Recently I was fortunate enough to attend the Textile Society of America’s 2014 Symposium in Los Angeles where I gave a presentation related to my research of the position of traditional textile artisans in contemporary India. Many of the TSA Symposium participants shared my concerns about the current global situation of those working within the fashion and textile industries. In his keynote address Peter Sellars, opera, theatre and festival director, discussed the phenomenon of ‘fast fashion’ in the industrialized world. That is, low cost clothing collections that are quickly produced mimicking current luxury fashion trends soon after they have been shown on the catwalk.
While many consumers in the West yearn after these fashion designs little consideration is given to those workers in the textile industry making the products. The pressure of unrealistic supply deadlines and reduced production costs results in poor working conditions and low wages in countries where the garments are manufactured like Bangladesh, India, China and Cambodia.

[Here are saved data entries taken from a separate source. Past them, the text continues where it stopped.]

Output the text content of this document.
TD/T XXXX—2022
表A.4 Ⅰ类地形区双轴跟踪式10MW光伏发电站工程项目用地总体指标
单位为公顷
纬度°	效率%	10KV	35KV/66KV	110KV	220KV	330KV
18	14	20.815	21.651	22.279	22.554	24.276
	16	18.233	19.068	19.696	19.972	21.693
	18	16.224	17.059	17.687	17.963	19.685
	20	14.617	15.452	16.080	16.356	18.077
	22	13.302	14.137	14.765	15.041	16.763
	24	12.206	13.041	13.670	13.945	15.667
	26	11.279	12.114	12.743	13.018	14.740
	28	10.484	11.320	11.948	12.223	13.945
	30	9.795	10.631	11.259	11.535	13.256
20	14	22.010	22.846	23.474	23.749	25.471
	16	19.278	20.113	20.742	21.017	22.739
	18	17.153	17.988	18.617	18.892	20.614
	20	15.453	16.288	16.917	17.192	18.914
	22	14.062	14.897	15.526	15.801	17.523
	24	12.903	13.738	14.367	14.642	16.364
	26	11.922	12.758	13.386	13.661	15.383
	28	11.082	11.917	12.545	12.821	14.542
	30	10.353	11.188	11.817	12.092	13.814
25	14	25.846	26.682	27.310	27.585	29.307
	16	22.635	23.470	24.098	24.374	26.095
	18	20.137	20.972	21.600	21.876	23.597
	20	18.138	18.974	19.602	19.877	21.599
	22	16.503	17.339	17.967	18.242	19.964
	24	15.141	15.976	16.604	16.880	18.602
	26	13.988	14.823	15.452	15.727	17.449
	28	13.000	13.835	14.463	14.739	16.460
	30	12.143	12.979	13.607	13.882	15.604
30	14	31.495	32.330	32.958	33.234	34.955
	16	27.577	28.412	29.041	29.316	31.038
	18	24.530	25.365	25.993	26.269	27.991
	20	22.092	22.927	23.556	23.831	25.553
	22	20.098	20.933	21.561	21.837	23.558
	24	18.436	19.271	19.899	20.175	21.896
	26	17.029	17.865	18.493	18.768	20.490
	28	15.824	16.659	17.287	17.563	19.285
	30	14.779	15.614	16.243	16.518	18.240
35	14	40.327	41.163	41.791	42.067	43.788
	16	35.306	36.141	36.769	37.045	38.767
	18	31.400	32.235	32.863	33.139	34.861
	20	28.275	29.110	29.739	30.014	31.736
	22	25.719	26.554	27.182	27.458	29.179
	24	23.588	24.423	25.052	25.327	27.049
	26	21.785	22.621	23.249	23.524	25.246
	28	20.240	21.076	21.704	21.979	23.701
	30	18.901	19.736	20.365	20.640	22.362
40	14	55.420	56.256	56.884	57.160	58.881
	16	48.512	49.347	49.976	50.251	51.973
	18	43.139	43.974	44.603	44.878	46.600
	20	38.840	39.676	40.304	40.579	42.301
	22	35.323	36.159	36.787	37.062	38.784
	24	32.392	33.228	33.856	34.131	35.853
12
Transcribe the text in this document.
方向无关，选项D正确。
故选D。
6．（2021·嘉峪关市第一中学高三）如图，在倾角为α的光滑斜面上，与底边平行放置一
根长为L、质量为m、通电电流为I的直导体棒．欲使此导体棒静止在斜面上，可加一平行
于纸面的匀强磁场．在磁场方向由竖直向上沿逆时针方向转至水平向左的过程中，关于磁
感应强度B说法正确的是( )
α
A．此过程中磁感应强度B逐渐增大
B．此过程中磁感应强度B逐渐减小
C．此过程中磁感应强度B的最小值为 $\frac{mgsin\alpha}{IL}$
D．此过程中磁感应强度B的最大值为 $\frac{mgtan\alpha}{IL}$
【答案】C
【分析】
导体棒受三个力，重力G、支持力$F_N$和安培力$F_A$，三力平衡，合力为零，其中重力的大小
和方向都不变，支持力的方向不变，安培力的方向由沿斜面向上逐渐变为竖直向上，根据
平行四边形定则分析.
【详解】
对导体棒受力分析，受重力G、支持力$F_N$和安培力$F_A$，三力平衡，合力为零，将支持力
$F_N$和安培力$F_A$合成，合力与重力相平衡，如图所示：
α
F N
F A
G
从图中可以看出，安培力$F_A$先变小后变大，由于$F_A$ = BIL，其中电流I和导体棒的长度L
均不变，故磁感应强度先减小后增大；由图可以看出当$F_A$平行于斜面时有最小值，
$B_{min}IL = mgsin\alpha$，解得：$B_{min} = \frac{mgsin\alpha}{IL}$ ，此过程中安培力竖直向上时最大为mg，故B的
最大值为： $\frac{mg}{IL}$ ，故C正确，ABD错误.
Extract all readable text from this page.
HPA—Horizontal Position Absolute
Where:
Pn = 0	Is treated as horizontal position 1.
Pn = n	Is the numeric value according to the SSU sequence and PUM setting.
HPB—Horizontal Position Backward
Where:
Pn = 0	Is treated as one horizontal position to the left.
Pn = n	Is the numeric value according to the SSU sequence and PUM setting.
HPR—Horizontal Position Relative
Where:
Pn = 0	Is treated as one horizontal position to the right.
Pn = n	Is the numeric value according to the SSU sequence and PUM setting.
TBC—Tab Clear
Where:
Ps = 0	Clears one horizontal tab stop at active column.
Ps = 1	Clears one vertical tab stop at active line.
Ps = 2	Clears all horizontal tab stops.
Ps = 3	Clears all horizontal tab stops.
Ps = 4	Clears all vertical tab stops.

The stress on manpower and materials is unsustainable.
However the demand goes on in developed countries often from customers who claim to support ethical design and sustainability. They are detached from the reality of the production process. Consumer behavior of impulse buying and over supply from fast fashion stores is leading to excessive amounts of clothing going into landfill. According to a Cambridge University study in 2006 women had four times as many clothes in their wardrobes as in 1980. Women are getting rid of similar amounts each year. Statistics suggest that on average UK consumers send 30kg of clothing and textiles per capita to landfill each year. While in North America 2 million tons of textile waste is generated each year.
Many fashion and textile companies have now addressed this situation and have incorporated a social and ethical responsibility towards their product manufacturing addressing the choice of materials used and the conditions of the people creating them. As I have discussed before it is important to us at Tradition Textiles that we have a transparent supply chain and that we are involved in all stages of the production of our range of clothing and home furnishings. We work collaboratively with the skilled textile artisans in India who assist us with our production. Their technical and design input is valued, in turn we share with them the aesthetics favored by our customer base and the eventual use of the end products.
This transparency is continued with our customers. We encourage them to know the story behind each product, to ask questions about the materials used and the skills of the artisans who made it. Consumer knowledge and awareness of the advantages of ethically sourced good quality fashion items over low cost fast fashion purchases is growing. Hopefully this trend will lead to a rejection of fast fashion resulting in more sustainable work practices for those working in the textile industry and less waste in already overflowing landfills.